Nora flinched as he pounded Meg’s shoulders. Even his attempts to help felt like criticism.
“We could take her out to the garden during the day and let her take a sunbath. It’s not the seaside, but it might do her some good,” Nora suggested as she packed away the ether mask. But this lingering summer heat only magnified the stench of the Thames and the filthy streets. Sewage and sour river smells wouldn’t have the same benefit as clean sea air with the tang of salt.
“Maybe she’s not the only one who needs to leave the city.” Daniel dipped his eyes as he listened to Meg’s chest through his wooden stethoscope. His voice carried softly to Nora’s ears, something vulnerable in the words.
“What do you mean?” she asked as she measured the pulse in Meg’s thin wrist.
“Perhaps you and I could get away from patients and papers for a bit. We could visit my family’s house in the country, go riding, walk the woods.”
She saw it for a moment—the picture he painted. Bluebells in the shady ferns of the forest, rowing across the small lake as trees burst into autumn color around them, and listening contently while Daniel demonstrated his expansive knowledgeof flora and fauna. She’d never learned to ride, but Daniel had offered to teach her. “With your surgery schedule at Bart’s and the clinic—”
“I know.” He sighed, putting away the stethoscope. “There’s fluid in the lower-right lobe. That must be where the hemorrhage originated.” His face resumed a businesslike expression, the supplication gone from his tired voice.

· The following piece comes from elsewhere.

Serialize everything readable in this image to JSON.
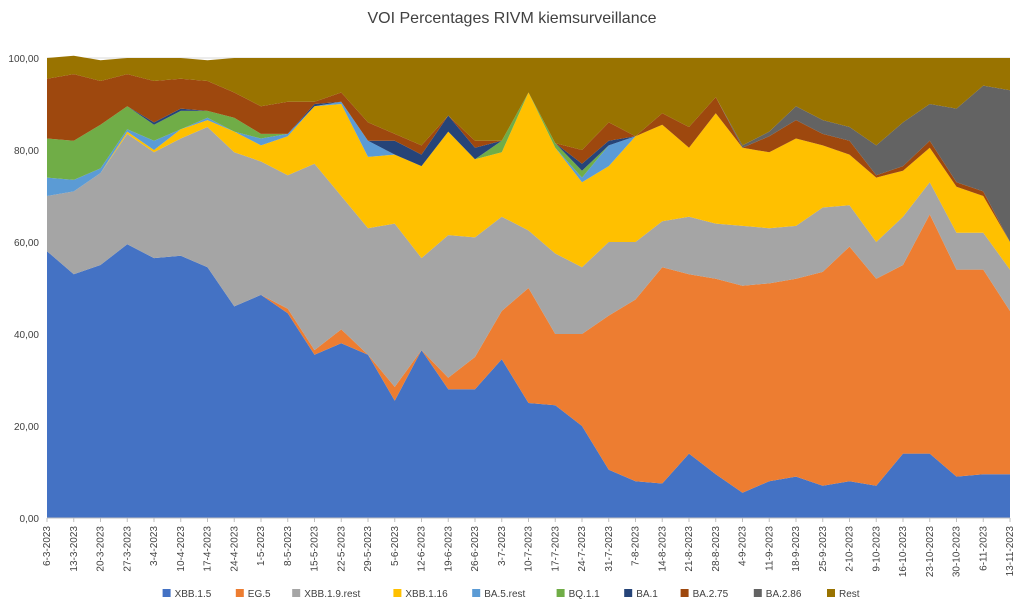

Nora thought of Harry’s head in Julia’s lap. “You’re right, though.” Her words were quick, lacking her usual confidence. “We should go. Before winter. Perhaps next month when the worst of the heat is over?”
Daniel lifted his head, and she was startled by the relief softening the corners of his eyes. He’d been as troubled by this standoff as she.
“I’ll ask Harry and Horace to cover the clinic. Is she waking?” It had been ten minutes since Meg inhaled the ether, and Daniel was impatient with the anesthesia. He worried over the prolonged sleepers more than Nora did.
“Not waking, but her pulse is normal and strong. The sleep will do her good. You finish your dinner. I’ll stay with her.”
Daniel carried his chair to Nora’s side and set it down with a soft thump. “I’ll wait with you, and we’ll eat together.”
They hadn’t discussed Ruth Franklin, Dr. Adams, or the midwives at all, but Nora didn’t want to. She wished only to sit here with their shoulders pressed together and their fingers interlocked as they waited for their patient to awake.
Besides, this compromise might break if she mentioned Ruth would be visiting here tomorrow.I’ll be more careful this time, Nora told herself. Adams and the rest wouldn’t be here.
***
“I like the notion of learning for myself.” Ruth Franklin’s lips pursed. “But I’m afraid it’s likely to stir up trouble.”